Armenia propone una evaluación comparativa de las compras de armamento con Azerbaiyán para esclarecer cuál de las dos naciones está priorizando la militarización. Mientras tanto, Ereván pide la firma de un Tratado de Paz antes de la COP-29 en Bakú.
El gobierno de Armenia propuso llevar a cabo una evaluación comparativa de los gastos militares y las compras de armamento de su país y Azerbaiyán, con el fin de esclarecer cuál de las dos naciones está priorizando la militarización masiva.
Esta iniciativa surge en respuesta a las acusaciones del Ministerio de Asuntos Exteriores de Azerbaiyán, que había señalado a Ereván por supuestos esfuerzos de militarización.
Ani Badalyan, secretaria de prensa del Ministerio de Asuntos Exteriores de Armenia, declaró que un análisis de los gastos militares de ambos países en términos absolutos y en proporciones, así como por los tipos de armamento adquirido, “dejaría claro quién está promoviendo una militarización masiva”.
Durante una entrevista con la agencia Armenpress, Badalyan subrayó que Armenia no busca un concepto de seguridad basado exclusivamente en el ejército, sino en la normalización de relaciones con sus vecinos y en el establecimiento de la paz regional.
Armenia propuso en repetidas ocasiones establecer mecanismos de control mutuo de armamentos entre ambas naciones, pero Azerbaiyán no respondió favorablemente a estas ofertas, afirmó Badalyan.

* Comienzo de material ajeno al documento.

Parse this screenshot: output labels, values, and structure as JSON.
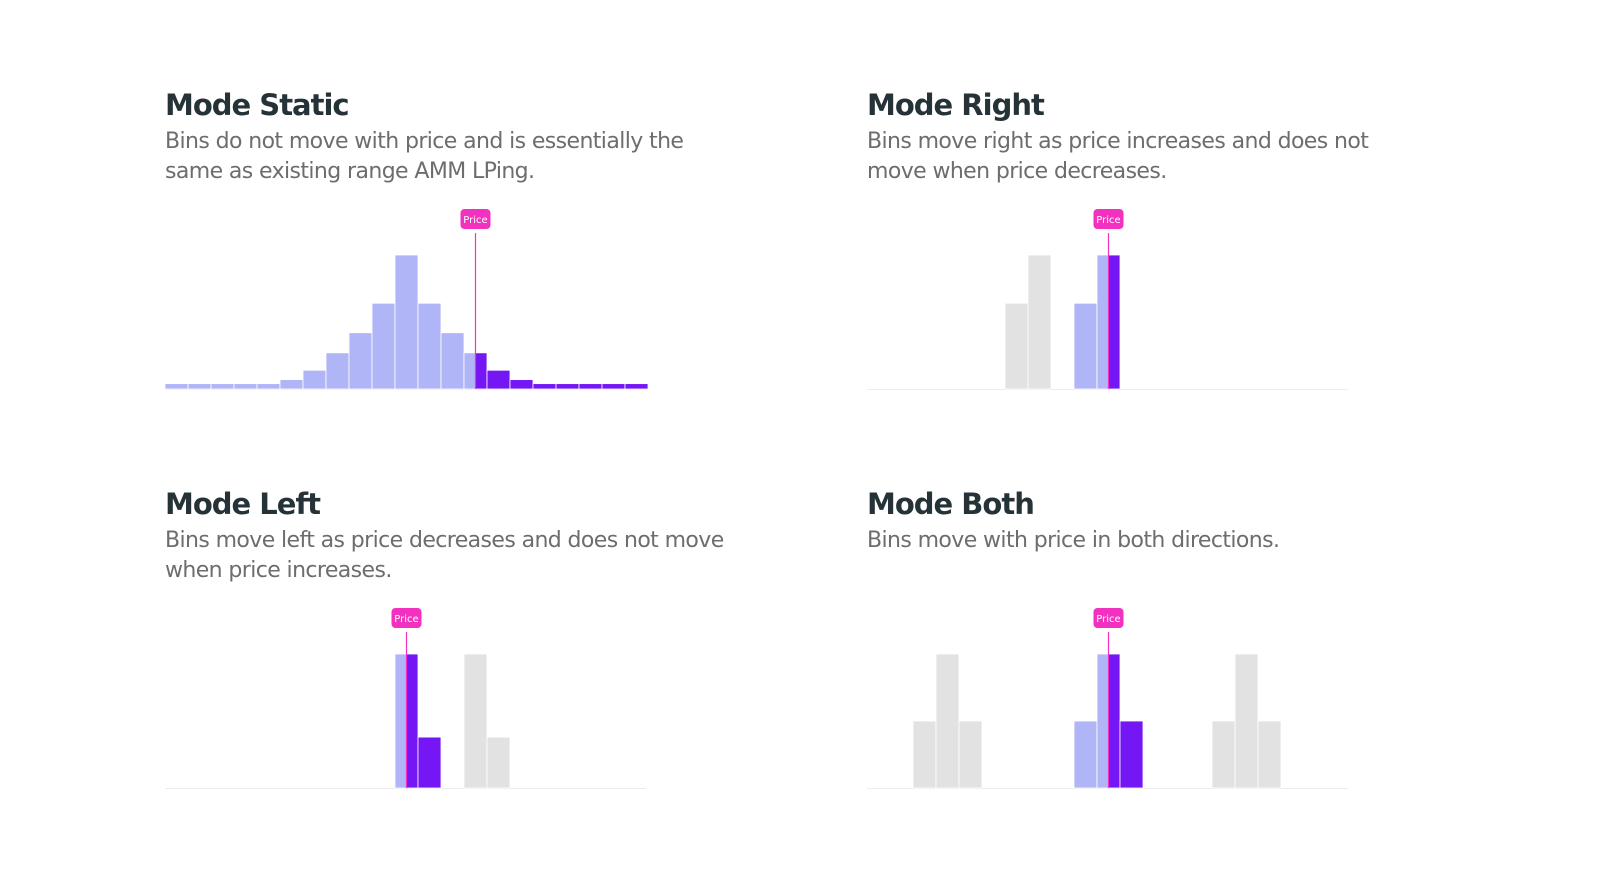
{
  "colors": {
    "bin_active_light": "#b0b5f8",
    "bin_active_dark": "#7517f5",
    "bin_inactive": "#e2e2e2",
    "price_marker": "#f231c0",
    "baseline": "#ececec"
  },
  "price_label": "Price",
  "panels": [
    {
      "id": "static",
      "title": "Mode Static",
      "description": "Bins do not move with price and is essentially the same as existing range AMM LPing."
    },
    {
      "id": "right",
      "title": "Mode Right",
      "description": "Bins move right as price increases and does not move when price decreases."
    },
    {
      "id": "left",
      "title": "Mode Left",
      "description": "Bins move left as price decreases and does not move when price increases."
    },
    {
      "id": "both",
      "title": "Mode Both",
      "description": "Bins move with price in both directions."
    }
  ],
  "chart_data": [
    {
      "type": "bar",
      "panel": "static",
      "price_position": 13.5,
      "bins": [
        {
          "i": 0,
          "h": 4,
          "c": "light"
        },
        {
          "i": 1,
          "h": 4,
          "c": "light"
        },
        {
          "i": 2,
          "h": 4,
          "c": "light"
        },
        {
          "i": 3,
          "h": 4,
          "c": "light"
        },
        {
          "i": 4,
          "h": 4,
          "c": "light"
        },
        {
          "i": 5,
          "h": 7,
          "c": "light"
        },
        {
          "i": 6,
          "h": 14,
          "c": "light"
        },
        {
          "i": 7,
          "h": 27,
          "c": "light"
        },
        {
          "i": 8,
          "h": 42,
          "c": "light"
        },
        {
          "i": 9,
          "h": 64,
          "c": "light"
        },
        {
          "i": 10,
          "h": 100,
          "c": "light"
        },
        {
          "i": 11,
          "h": 64,
          "c": "light"
        },
        {
          "i": 12,
          "h": 42,
          "c": "light"
        },
        {
          "i": 13,
          "h": 27,
          "c": "split"
        },
        {
          "i": 14,
          "h": 14,
          "c": "dark"
        },
        {
          "i": 15,
          "h": 7,
          "c": "dark"
        },
        {
          "i": 16,
          "h": 4,
          "c": "dark"
        },
        {
          "i": 17,
          "h": 4,
          "c": "dark"
        },
        {
          "i": 18,
          "h": 4,
          "c": "dark"
        },
        {
          "i": 19,
          "h": 4,
          "c": "dark"
        },
        {
          "i": 20,
          "h": 4,
          "c": "dark"
        }
      ]
    },
    {
      "type": "bar",
      "panel": "right",
      "price_position": 10.5,
      "bins": [
        {
          "i": 6,
          "h": 64,
          "c": "gray"
        },
        {
          "i": 7,
          "h": 100,
          "c": "gray"
        },
        {
          "i": 9,
          "h": 64,
          "c": "light"
        },
        {
          "i": 10,
          "h": 100,
          "c": "split"
        }
      ]
    },
    {
      "type": "bar",
      "panel": "left",
      "price_position": 10.5,
      "bins": [
        {
          "i": 10,
          "h": 100,
          "c": "split"
        },
        {
          "i": 11,
          "h": 38,
          "c": "dark"
        },
        {
          "i": 13,
          "h": 100,
          "c": "gray"
        },
        {
          "i": 14,
          "h": 38,
          "c": "gray"
        }
      ]
    },
    {
      "type": "bar",
      "panel": "both",
      "price_position": 10.5,
      "bins": [
        {
          "i": 2,
          "h": 50,
          "c": "gray"
        },
        {
          "i": 3,
          "h": 100,
          "c": "gray"
        },
        {
          "i": 4,
          "h": 50,
          "c": "gray"
        },
        {
          "i": 9,
          "h": 50,
          "c": "light"
        },
        {
          "i": 10,
          "h": 100,
          "c": "split"
        },
        {
          "i": 11,
          "h": 50,
          "c": "dark"
        },
        {
          "i": 15,
          "h": 50,
          "c": "gray"
        },
        {
          "i": 16,
          "h": 100,
          "c": "gray"
        },
        {
          "i": 17,
          "h": 50,
          "c": "gray"
        }
      ]
    }
  ]
}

Además, aseguró que la retórica agresiva de Bakú y su énfasis en el fortalecimiento militar hacen que Armenia, por su parte, deba centrarse en la defensa contra posibles agresiones.
“Armenia no tiene una agenda ofensiva, sino de protección ante una potencial agresión”, destacó la representante diplomática.
Mientras tanto, Azerbaiyán sigue utilizando un lenguaje cada vez más amenazante hacia Armenia, afirmó Badalyan, quien reiteró que Armenia busca soluciones diplomáticas y pacíficas para las tensiones actuales.

La diplomática también abordó las acusaciones de Azerbaiyán de que Armenia estaría impulsando una campaña para desalentar la participación de líderes mundiales en la próxima cumbre de la COP-29, que se celebrará en Bakú en noviembre. En respuesta, Badalyan instó al gobierno azerbaiyano a responder preguntas que surgieron en comentarios previos del 4 de octubre. Estas preguntas incluyen si Azerbaiyán está planeando una agresión contra Armenia, si rechaza reconocer la integridad territorial del país, y si está abandonando la agenda de paz.
Además, Badalyan advirtió que la retórica belicista de Bakú y su negativa a firmar un Tratado de Paz con los artículos ya acordados han llevado a muchos armenios y analistas internacionales a creer que Azerbaiyán podría estar usando la COP-29 para enmascarar sus intenciones de agravar la situación en la región.
“Para evitar este escenario, es necesario firmar el contenido acordado del Tratado de Paz antes de la cumbre”, afirmó Badalyan.
Armenia, según dijo, está dispuesta a seguir la lógica de la firma de este acuerdo antes de la COP-29, y expresó su deseo de que esta cumbre sea utilizada como una herramienta de confianza y no con fines contrarios.